Creating one clean row per member
Passing through only validated claim and pharmacy records
Preparing the data for aggregation

Core models included:

Clean member dimension
Medical claim fact table
Pharmacy claim fact table

This layer removes duplication and creates stable structures used by the marts.

9. Mapping Diagnoses to HCCs

Medical claims were mapped to HCC categories using the ICD-to-HCC reference table.

At this stage:

Each member’s diagnosis codes were expanded
Codes were normalized
Valid diagnoses were matched to HCC categories

The output produces one record per member per year per HCC category, with an associated risk weight.

10. Computing Final Member Risk Scores

The final step combined:

Aggregated HCC weights from medical claims
Aggregated RxHCC weights from pharmacy claims
Member demographic attributes

For each member and service year:

HCC weights were summed
RxHCC weights were summed
A base score was added
A final risk score was computed

This produced the final analytics mart: member_risk_scores.
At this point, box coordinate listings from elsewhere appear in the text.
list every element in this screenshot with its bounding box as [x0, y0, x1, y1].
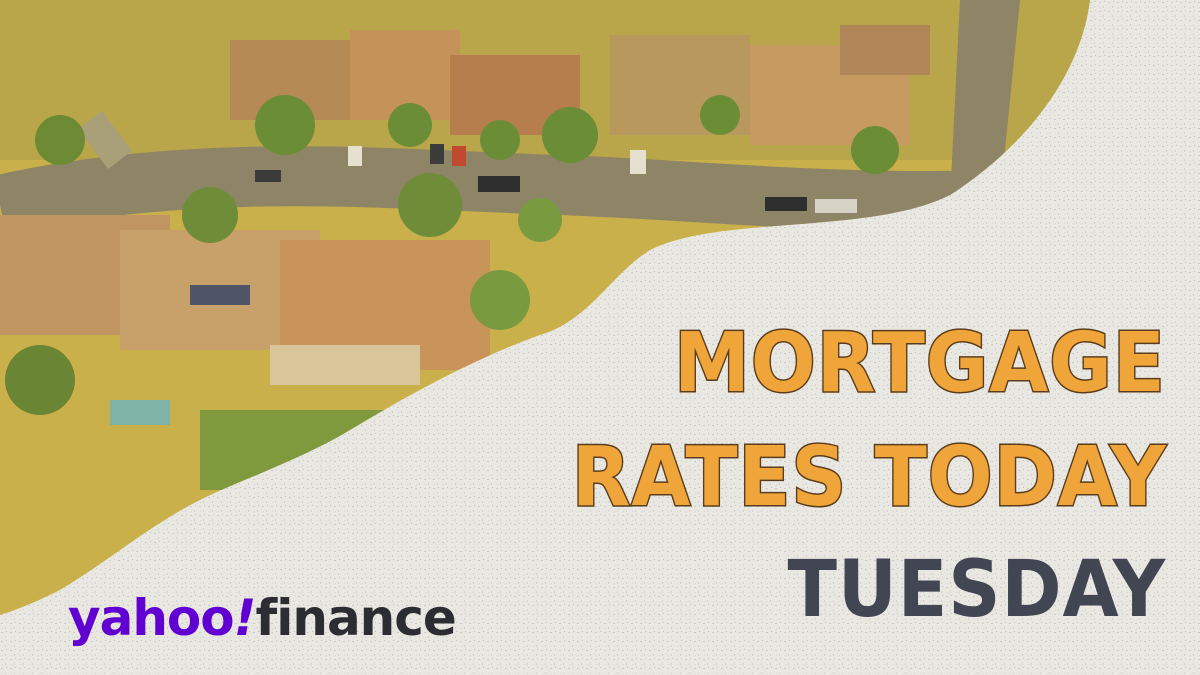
logo-exclamation-mark: !: [233, 589, 257, 647]
logo-product-text: finance: [255, 589, 456, 647]
headline-line-mortgage: MORTGAGE: [673, 316, 1167, 411]
headline-line-rates-today: RATES TODAY: [570, 430, 1167, 525]
headline-line-day: TUESDAY: [787, 545, 1166, 635]
yahoo-finance-logo: yahoo!finance: [68, 588, 457, 648]
logo-brand-text: yahoo: [68, 589, 235, 647]
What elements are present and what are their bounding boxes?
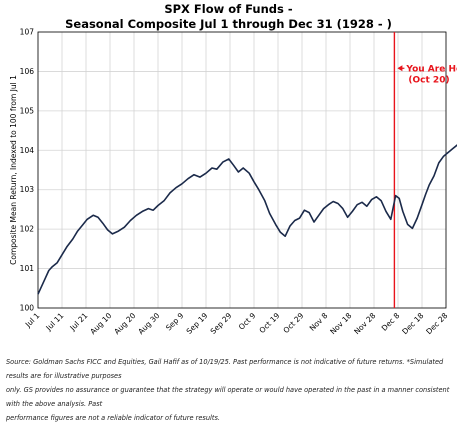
y-tick-label: 103	[20, 185, 35, 194]
x-tick-label: Jul 1	[23, 311, 42, 330]
x-tick-label: Jul 21	[68, 311, 90, 333]
x-tick-label: Aug 30	[136, 311, 161, 336]
y-axis-label: Composite Mean Return, Indexed to 100 fr…	[9, 75, 18, 265]
x-tick-label: Aug 10	[88, 311, 113, 336]
x-tick-label: Oct 29	[281, 311, 305, 335]
chart-subtitle: Seasonal Composite Jul 1 through Dec 31 …	[65, 17, 392, 31]
plot-frame	[37, 31, 447, 309]
x-tick-label: Nov 18	[328, 311, 353, 336]
annotation-text-line-1: You Are Here	[405, 64, 457, 74]
series-line	[37, 144, 457, 295]
y-tick-label: 105	[20, 106, 35, 115]
annotation-text-line-2: (Oct 20)	[408, 75, 449, 85]
y-tick-label: 102	[20, 225, 35, 234]
source-note-line-3: performance figures are not a reliable i…	[6, 414, 220, 422]
x-tick-label: Oct 19	[257, 311, 281, 335]
y-tick-label: 101	[20, 264, 35, 273]
source-note-line-1: Source: Goldman Sachs FICC and Equities,…	[6, 358, 444, 380]
x-tick-label: Dec 18	[400, 311, 425, 336]
annotation-arrow-head	[397, 65, 403, 72]
y-tick-label: 104	[20, 146, 35, 155]
y-tick-label: 106	[20, 67, 35, 76]
chart-title: SPX Flow of Funds -	[164, 2, 293, 16]
x-tick-label: Sep 29	[209, 311, 234, 336]
x-tick-label: Sep 19	[185, 311, 210, 336]
y-tick-label: 107	[20, 28, 35, 37]
y-tick-label: 100	[20, 304, 35, 313]
x-tick-label: Nov 8	[308, 311, 330, 333]
line-chart: 100 101 102 103 104 105 106 107 Jul 1 Jul 11 Jul 2…	[9, 28, 457, 336]
x-tick-label: Nov 28	[352, 311, 377, 336]
source-note-line-2: only. GS provides no assurance or guaran…	[6, 386, 450, 408]
x-tick-label: Sep 9	[164, 311, 186, 333]
chart-title-block: SPX Flow of Funds - Seasonal Composite J…	[0, 2, 457, 32]
x-tick-label: Jul 11	[44, 311, 66, 333]
x-tick-label: Dec 28	[424, 311, 449, 336]
source-note: Source: Goldman Sachs FICC and Equities,…	[6, 355, 452, 425]
x-tick-label: Aug 20	[112, 311, 137, 336]
x-tick-label: Dec 8	[380, 311, 402, 333]
x-tick-label: Oct 9	[237, 311, 258, 332]
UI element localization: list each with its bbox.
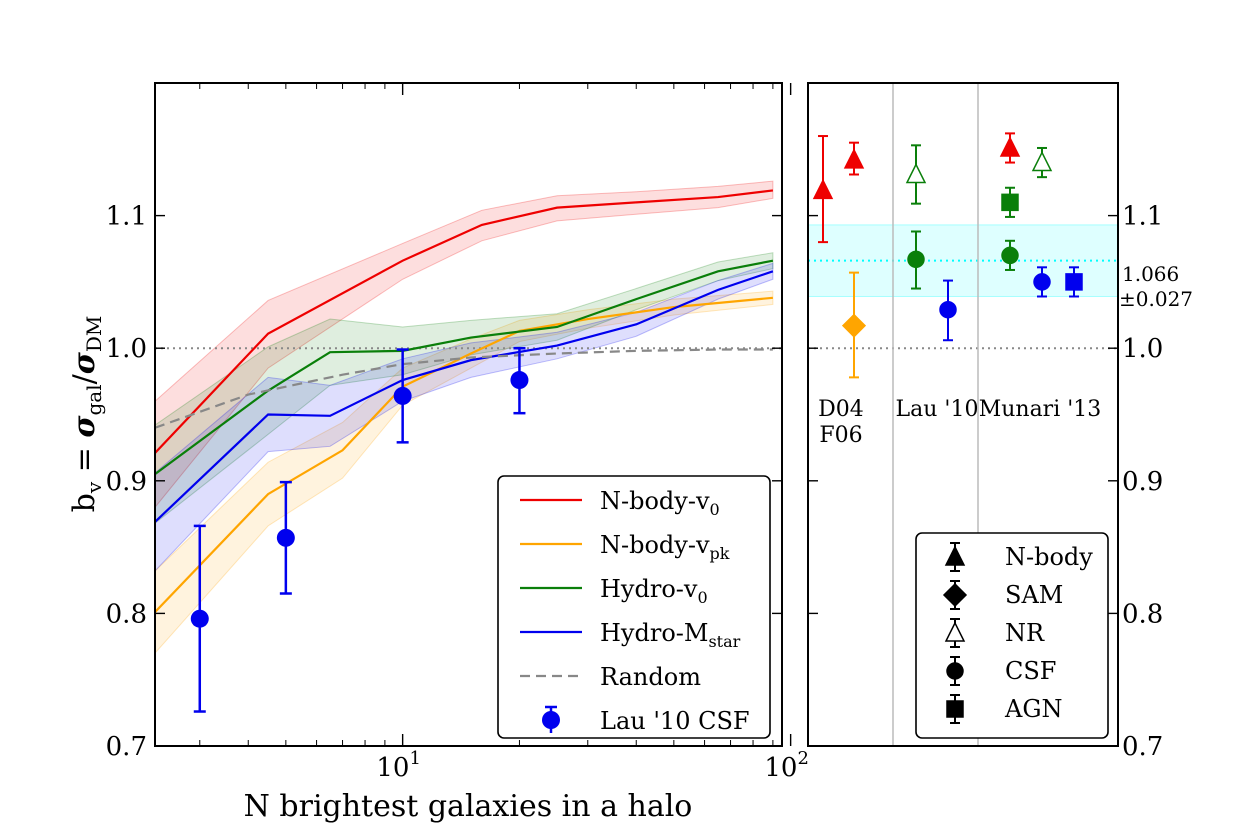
- legend-label-main-4: Random: [600, 663, 701, 691]
- right-legend-label-4: AGN: [1004, 695, 1063, 723]
- right-legend-marker-0: [944, 545, 966, 566]
- right-ytick-label-2: 0.9: [1122, 467, 1163, 497]
- y-axis-label: bv = σgal/σDM: [67, 316, 106, 513]
- group-label-d04-f06-0: D04: [818, 397, 864, 422]
- band-error: ±0.027: [1119, 287, 1193, 311]
- ylabel-eq: =: [67, 438, 102, 482]
- right-legend-label-0: N-body: [1005, 543, 1093, 571]
- legend-label-lau: Lau '10 CSF: [600, 707, 750, 735]
- group-label-d04-f06-1: F06: [819, 423, 862, 448]
- right-legend-marker-4: [946, 700, 964, 718]
- point-munari-csf-blue-marker: [1033, 273, 1051, 291]
- xtick-base-1: 10: [764, 753, 797, 783]
- legend-label-sub-3: star: [708, 632, 740, 651]
- xtick-base-0: 10: [376, 753, 409, 783]
- lau-csf-points: [190, 346, 529, 713]
- point-munari-nr-marker: [1031, 150, 1053, 172]
- right-axis-ticks: 0.7 0.8 0.9 1.0 1.1: [808, 202, 1163, 762]
- right-ytick-label-4: 1.1: [1122, 202, 1163, 232]
- legend-label-3: Hydro-Mstar: [600, 619, 741, 651]
- ylabel-b-sub: v: [82, 481, 106, 494]
- right-legend-marker-2: [944, 621, 966, 642]
- right-legend-marker-3: [946, 662, 964, 680]
- lau-csf-point-1: [276, 528, 295, 547]
- point-f06-sam-marker: [841, 313, 867, 338]
- x-axis-label: N brightest galaxies in a halo: [244, 789, 693, 824]
- ylabel-sigma-dm: σ: [67, 351, 102, 374]
- ytick-label-4: 1.1: [106, 202, 147, 232]
- legend-label-2: Hydro-v0: [600, 575, 708, 607]
- group-label-lau-0: Lau '10: [896, 397, 979, 422]
- legend-label-main-1: N-body-v: [600, 531, 710, 559]
- right-plot-frame: [807, 82, 1119, 747]
- series-lines: [155, 189, 782, 613]
- right-points: [812, 132, 1083, 379]
- lau-csf-point-0: [190, 609, 209, 628]
- ytick-label-1: 0.8: [106, 599, 147, 629]
- xtick-label-1: 102: [764, 748, 809, 783]
- point-lau-nr-marker: [905, 162, 927, 184]
- point-d04-nbody-marker: [812, 178, 834, 200]
- point-lau-csf-green-marker: [907, 250, 925, 269]
- left-legend-box: [497, 475, 771, 739]
- right-legend-box: [915, 532, 1109, 739]
- left-legend: N-body-v0N-body-vpkHydro-v0Hydro-MstarRa…: [497, 475, 771, 739]
- right-background: [808, 83, 1118, 746]
- xtick-exp-1: 2: [797, 748, 808, 769]
- xtick-label-0: 101: [376, 748, 421, 783]
- right-legend-label-2: NR: [1005, 619, 1045, 647]
- legend-label-0: N-body-v0: [600, 487, 720, 519]
- group-label-munari-0: Munari '13: [979, 397, 1102, 422]
- right-legend-label-1: SAM: [1005, 581, 1063, 609]
- series-random-line: [155, 348, 773, 429]
- point-munari-nbody-marker: [999, 136, 1021, 157]
- series-hydro-mstar-line: [155, 270, 774, 523]
- band-value: 1.066: [1122, 262, 1179, 286]
- point-lau-csf-blue-marker: [939, 300, 957, 319]
- lau-csf-point-3: [510, 371, 529, 390]
- ylabel-dm-sub: DM: [82, 316, 106, 353]
- legend-label-sub-0: 0: [710, 500, 720, 519]
- ytick-label-2: 0.9: [106, 467, 147, 497]
- legend-marker-lau: [542, 711, 560, 729]
- legend-label-main-0: N-body-v: [600, 487, 710, 515]
- legend-label-sub-2: 0: [697, 588, 707, 607]
- point-munari-csf-green-marker: [1001, 246, 1019, 265]
- right-ytick-label-0: 0.7: [1122, 732, 1163, 762]
- point-munari-agn-green-marker: [1001, 193, 1019, 212]
- series-n-body-v0-line: [155, 189, 774, 454]
- series-hydro-v0-line: [155, 259, 774, 476]
- series-n-body-vpk-line: [155, 296, 773, 613]
- right-ytick-label-3: 1.0: [1122, 334, 1163, 364]
- point-f06-nbody-marker: [843, 148, 865, 169]
- right-legend-marker-1: [942, 582, 968, 608]
- legend-label-4: Random: [600, 663, 701, 691]
- series-n-body-v0-band: [155, 180, 774, 509]
- legend-label-sub-1: pk: [710, 544, 730, 563]
- right-legend-label-3: CSF: [1005, 657, 1056, 685]
- legend-label-main-2: Hydro-v: [600, 575, 698, 603]
- left-plot-frame: [154, 82, 783, 747]
- right-legend: N-body SAM NR CSF AGN: [915, 532, 1109, 739]
- point-munari-agn-blue-marker: [1065, 273, 1083, 291]
- xtick-exp-0: 1: [409, 748, 420, 769]
- right-ytick-label-1: 0.8: [1122, 599, 1163, 629]
- legend-label-main-3: Hydro-M: [600, 619, 708, 647]
- ytick-label-0: 0.7: [106, 732, 147, 762]
- ylabel-sigma-gal: σ: [67, 415, 102, 438]
- lau-csf-point-2: [393, 386, 412, 405]
- ytick-label-3: 1.0: [106, 334, 147, 364]
- legend-label-1: N-body-vpk: [600, 531, 730, 563]
- ylabel-gal-sub: gal: [82, 384, 106, 415]
- ylabel-b: b: [67, 493, 102, 512]
- ylabel-slash: /: [67, 373, 102, 384]
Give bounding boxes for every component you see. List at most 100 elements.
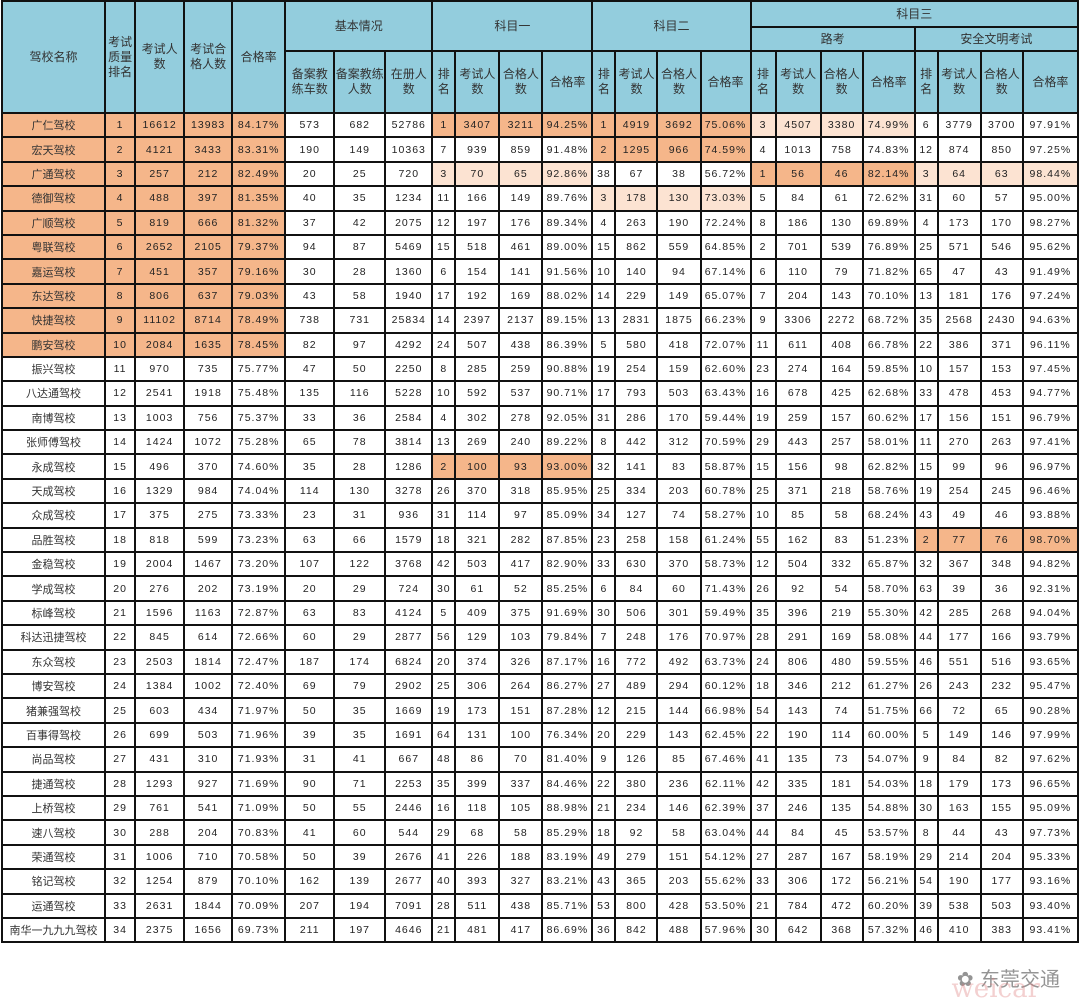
pass-rate-cell: 74.04%	[231, 477, 287, 505]
coaches-cell: 39	[333, 843, 387, 871]
k1-pass-rate-cell: 83.21%	[541, 868, 594, 895]
k1-pass-rate-cell: 91.56%	[541, 258, 594, 285]
road-exam-count-cell: 504	[774, 551, 822, 578]
safe-exam-count-cell: 190	[936, 868, 982, 895]
safe-pass-rate-cell: 98.44%	[1021, 160, 1080, 188]
road-rank-cell: 2	[749, 233, 777, 261]
k1-rank-cell: 13	[431, 429, 457, 456]
k1-exam-count-cell: 321	[454, 526, 501, 554]
table-row: 广通驾校 3 257 212 82.49% 20 25 720 3 70 65 92.86% 38 67 3…	[0, 160, 1080, 188]
road-exam-count-cell: 642	[774, 916, 822, 944]
k1-rank-cell: 31	[431, 502, 457, 529]
coaches-cell: 35	[333, 185, 387, 212]
k1-rank-cell: 42	[431, 551, 457, 578]
k1-pass-rate-cell: 85.09%	[541, 502, 594, 529]
cars-cell: 107	[284, 551, 336, 578]
k1-pass-rate-cell: 81.40%	[541, 746, 594, 773]
pass-count-cell: 1844	[183, 892, 234, 919]
k1-rank-cell: 24	[431, 331, 457, 358]
k1-exam-count-cell: 131	[454, 721, 501, 749]
road-exam-count-cell: 443	[774, 429, 822, 456]
k1-pass-count-cell: 103	[498, 624, 544, 651]
k1-pass-count-cell: 240	[498, 429, 544, 456]
school-name-cell: 天成驾校	[0, 477, 107, 505]
safe-rank-cell: 39	[913, 892, 939, 919]
k2-rank-cell: 10	[591, 258, 617, 285]
k2-pass-count-cell: 418	[656, 331, 702, 358]
cars-cell: 69	[284, 672, 336, 700]
road-exam-count-cell: 346	[774, 672, 822, 700]
quality-rank-cell: 28	[104, 770, 137, 797]
k1-pass-rate-cell: 87.85%	[541, 526, 594, 554]
enrolled-cell: 544	[384, 819, 434, 846]
safe-pass-rate-cell: 97.91%	[1021, 111, 1080, 139]
safe-pass-rate-cell: 96.79%	[1021, 404, 1080, 432]
quality-rank-cell: 7	[104, 258, 137, 285]
safe-pass-rate-cell: 94.82%	[1021, 551, 1080, 578]
school-name-cell: 广顺驾校	[0, 209, 107, 236]
pass-count-cell: 666	[183, 209, 234, 236]
k2-rank-cell: 19	[591, 355, 617, 383]
k1-pass-count-cell: 282	[498, 526, 544, 554]
k2-pass-rate-cell: 58.87%	[699, 453, 752, 480]
cars-cell: 207	[284, 892, 336, 919]
quality-rank-cell: 21	[104, 599, 137, 627]
k1-exam-count-cell: 114	[454, 502, 501, 529]
road-rank-cell: 12	[749, 551, 777, 578]
k1-rank-cell: 40	[431, 868, 457, 895]
enrolled-cell: 2075	[384, 209, 434, 236]
pass-rate-cell: 75.48%	[231, 380, 287, 407]
cars-cell: 738	[284, 307, 336, 334]
road-rank-cell: 28	[749, 624, 777, 651]
k2-rank-cell: 31	[591, 404, 617, 432]
safe-rank-cell: 54	[913, 868, 939, 895]
k2-pass-count-cell: 1875	[656, 307, 702, 334]
cars-cell: 573	[284, 111, 336, 139]
k2-pass-count-cell: 492	[656, 648, 702, 676]
safe-exam-count-cell: 44	[936, 819, 982, 846]
pass-count-cell: 599	[183, 526, 234, 554]
coaches-cell: 78	[333, 429, 387, 456]
coaches-cell: 149	[333, 136, 387, 163]
exam-count-cell: 257	[134, 160, 186, 188]
header-coaches: 备案教练人数	[333, 50, 387, 114]
pass-rate-cell: 70.58%	[231, 843, 287, 871]
header-name: 驾校名称	[0, 0, 107, 114]
k2-pass-rate-cell: 67.14%	[699, 258, 752, 285]
table-row: 南博驾校 13 1003 756 75.37% 33 36 2584 4 302 278 92.05%…	[0, 404, 1080, 432]
road-pass-rate-cell: 66.78%	[861, 331, 916, 358]
cars-cell: 63	[284, 526, 336, 554]
quality-rank-cell: 14	[104, 429, 137, 456]
safe-pass-count-cell: 151	[979, 404, 1024, 432]
pass-rate-cell: 69.73%	[231, 916, 287, 944]
k1-rank-cell: 41	[431, 843, 457, 871]
road-rank-cell: 5	[749, 185, 777, 212]
table-row: 张师傅驾校 14 1424 1072 75.28% 65 78 3814 13 269 240 89.…	[0, 429, 1080, 456]
pass-rate-cell: 73.33%	[231, 502, 287, 529]
cars-cell: 50	[284, 794, 336, 822]
road-pass-rate-cell: 69.89%	[861, 209, 916, 236]
table-row: 广顺驾校 5 819 666 81.32% 37 42 2075 12 197 176 89.34% 4…	[0, 209, 1080, 236]
road-exam-count-cell: 701	[774, 233, 822, 261]
safe-pass-count-cell: 36	[979, 575, 1024, 602]
pass-rate-cell: 78.49%	[231, 307, 287, 334]
road-exam-count-cell: 806	[774, 648, 822, 676]
pass-rate-cell: 72.40%	[231, 672, 287, 700]
enrolled-cell: 2253	[384, 770, 434, 797]
school-name-cell: 鹏安驾校	[0, 331, 107, 358]
k1-rank-cell: 28	[431, 892, 457, 919]
school-name-cell: 张师傅驾校	[0, 429, 107, 456]
pass-count-cell: 637	[183, 282, 234, 310]
cars-cell: 20	[284, 575, 336, 602]
pass-rate-cell: 73.19%	[231, 575, 287, 602]
school-name-cell: 速八驾校	[0, 819, 107, 846]
enrolled-cell: 1234	[384, 185, 434, 212]
road-pass-count-cell: 54	[819, 575, 864, 602]
k2-pass-rate-cell: 73.03%	[699, 185, 752, 212]
k2-rank-cell: 22	[591, 770, 617, 797]
pass-rate-cell: 79.03%	[231, 282, 287, 310]
enrolled-cell: 724	[384, 575, 434, 602]
safe-pass-rate-cell: 93.40%	[1021, 892, 1080, 919]
k2-rank-cell: 9	[591, 746, 617, 773]
road-rank-cell: 11	[749, 331, 777, 358]
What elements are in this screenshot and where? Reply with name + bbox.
11. Results & Key Outcomes

Results

A fully functional end-to-end healthcare analytics pipeline
Clean transformation workflow from raw CSVs to final mart
A production-style member-level risk score table
Data ready for reporting tools like Power BI or Tableau

Key Takeaways

dbt enforces strong modeling discipline through layered architecture
Reference mapping tables are the backbone of healthcare risk analytics
Explicit type casting prevents silent data quality issues
Separation of raw, staging, core, and marts ensures scalability and auditability

12. Key Challenges Faced & Resolved

PostgreSQL CSV permission issues → Resolved by using client-side imports
Cross-database reference errors in dbt → Fixed by aligning the dbt database configuration
U.S. date format parsing errors → Solved by explicitly controlling date parsing in staging
Semicolon syntax errors in dbt models → Resolved by removing trailing semicolons
Source configuration mismatches → Fixed by correcting schema references

Final Thoughts

This project demonstrates how modern analytics engineering tools can simulate real Medicare Advantage risk modeling workflows using open-source technologies.